Follow the ‘graphene brick’ road

Today (Oct. 11, 2012), I’m highlighting a second article in Nature. This time it’s a “A roadmap for graphene ” (behind a paywall) in the Oct. 11, 2012 online issue of Nature written by Nobel Prize-winner Professor Kostya Novoselov of the University of Manchester; V. I. Fal′ko Department of Physics, Lancaster University;  L. Colombo, Texas Instruments Incorporated; P. R. Gellert, AstraZeneca; M. G. Schwab, BASF SE; and K. Kim, Samsung Advanced Institute of Technology.
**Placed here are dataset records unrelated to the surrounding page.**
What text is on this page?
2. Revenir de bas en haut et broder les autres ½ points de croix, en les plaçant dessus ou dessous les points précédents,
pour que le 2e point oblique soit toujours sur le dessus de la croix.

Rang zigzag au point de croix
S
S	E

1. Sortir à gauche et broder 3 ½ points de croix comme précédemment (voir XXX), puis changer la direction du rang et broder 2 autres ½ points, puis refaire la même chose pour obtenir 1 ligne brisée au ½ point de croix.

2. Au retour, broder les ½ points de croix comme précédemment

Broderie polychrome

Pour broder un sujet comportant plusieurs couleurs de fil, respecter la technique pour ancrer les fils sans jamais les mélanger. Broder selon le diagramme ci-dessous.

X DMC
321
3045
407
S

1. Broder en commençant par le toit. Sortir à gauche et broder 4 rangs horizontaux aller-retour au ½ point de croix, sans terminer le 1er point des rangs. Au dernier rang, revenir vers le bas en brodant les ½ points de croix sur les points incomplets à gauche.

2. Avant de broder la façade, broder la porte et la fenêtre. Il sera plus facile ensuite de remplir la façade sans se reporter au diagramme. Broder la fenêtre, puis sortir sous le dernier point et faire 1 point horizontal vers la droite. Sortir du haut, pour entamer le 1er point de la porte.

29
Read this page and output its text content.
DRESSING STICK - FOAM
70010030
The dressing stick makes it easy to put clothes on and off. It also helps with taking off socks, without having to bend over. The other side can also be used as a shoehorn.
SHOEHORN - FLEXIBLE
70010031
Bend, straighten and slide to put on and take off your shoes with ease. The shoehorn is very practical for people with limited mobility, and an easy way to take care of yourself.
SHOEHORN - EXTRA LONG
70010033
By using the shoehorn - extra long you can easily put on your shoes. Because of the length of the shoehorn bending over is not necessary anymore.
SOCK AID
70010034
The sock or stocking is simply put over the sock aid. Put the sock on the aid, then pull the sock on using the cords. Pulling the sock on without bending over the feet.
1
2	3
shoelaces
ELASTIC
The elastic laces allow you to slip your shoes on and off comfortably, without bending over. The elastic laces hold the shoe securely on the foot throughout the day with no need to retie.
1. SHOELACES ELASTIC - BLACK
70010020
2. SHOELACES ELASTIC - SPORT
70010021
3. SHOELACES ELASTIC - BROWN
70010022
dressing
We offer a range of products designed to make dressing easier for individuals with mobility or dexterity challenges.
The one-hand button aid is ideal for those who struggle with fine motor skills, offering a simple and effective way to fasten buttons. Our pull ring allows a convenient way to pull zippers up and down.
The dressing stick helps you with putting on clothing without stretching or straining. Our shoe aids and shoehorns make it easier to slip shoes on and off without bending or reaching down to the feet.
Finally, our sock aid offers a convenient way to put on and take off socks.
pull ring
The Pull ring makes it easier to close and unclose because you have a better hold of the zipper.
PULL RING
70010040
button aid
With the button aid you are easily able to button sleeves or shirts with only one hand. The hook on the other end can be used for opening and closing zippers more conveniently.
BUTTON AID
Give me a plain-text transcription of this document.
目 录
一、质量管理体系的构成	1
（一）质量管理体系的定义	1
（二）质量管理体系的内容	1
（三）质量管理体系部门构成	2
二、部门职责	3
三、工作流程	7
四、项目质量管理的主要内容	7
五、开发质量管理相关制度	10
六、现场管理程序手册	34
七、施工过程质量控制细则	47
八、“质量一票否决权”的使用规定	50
If you can get behind the paywall, the article offers excellent insight into the state of graphene research and the state of graphene applications.  The authors cover:

Challenges in Production

Chemical vapour deposition

Synthesis on SiC

Other growth methods

Graphene electronics

Flexible electronics

High-frequency transistors

Logic transistor



Optical modulator

Mode-locked laser/THz generator

Optical polarization controller

Composite materials, paints, and coating

Energy generation and storage

Graphene for sensors and metrology


You can get more details about the article from the Oct. 11, 2012 news release from the University of Manchester,

The authors estimate that the first graphene touchscreen devices could be on the market within three to five years, but will only realise its full potential in flexible electronics applications.

Rollable e-paper is another application which should be available as a prototype by 2015 – graphene’s flexibility proving ideal for fold-up electronic sheets which could revolutionise electronics.

Timescales for applications vary greatly upon the quality of graphene required, the report claims. For example, the researchers estimate devices including photo-detectors, high-speed wireless communications and THz generators (for use in medical imaging and security devices) would not be available until at least 2020, while anticancer drugs and graphene as a replacement for silicon is unlikely to become a reality until around 2030.

I notice the lead authors are from the University of Manchester and Lancaster University. These UK educational institutions are part of the FET (Future and Emerging Technologies) GRAPHENE-CA flagship project, which is in competition for one of two prizes of 1B Euros for research. As I’ve noted previously in my Feb. 21, 2012 posting and many others, the UK is leading a tremendous public relations/marketing campaign on behalf of this project and the UK’s own interests. Good luck to them as I believe the announcement of which are the two winning projects from a field of six should be made in the next few months.

The current international infatuation with roadmaps sometimes reminds me of The Wizard of Oz and the Yellow Brick Road,

I always appreciate the optimism shown by the lead character, Dorothy, as she takes off for parts unknown.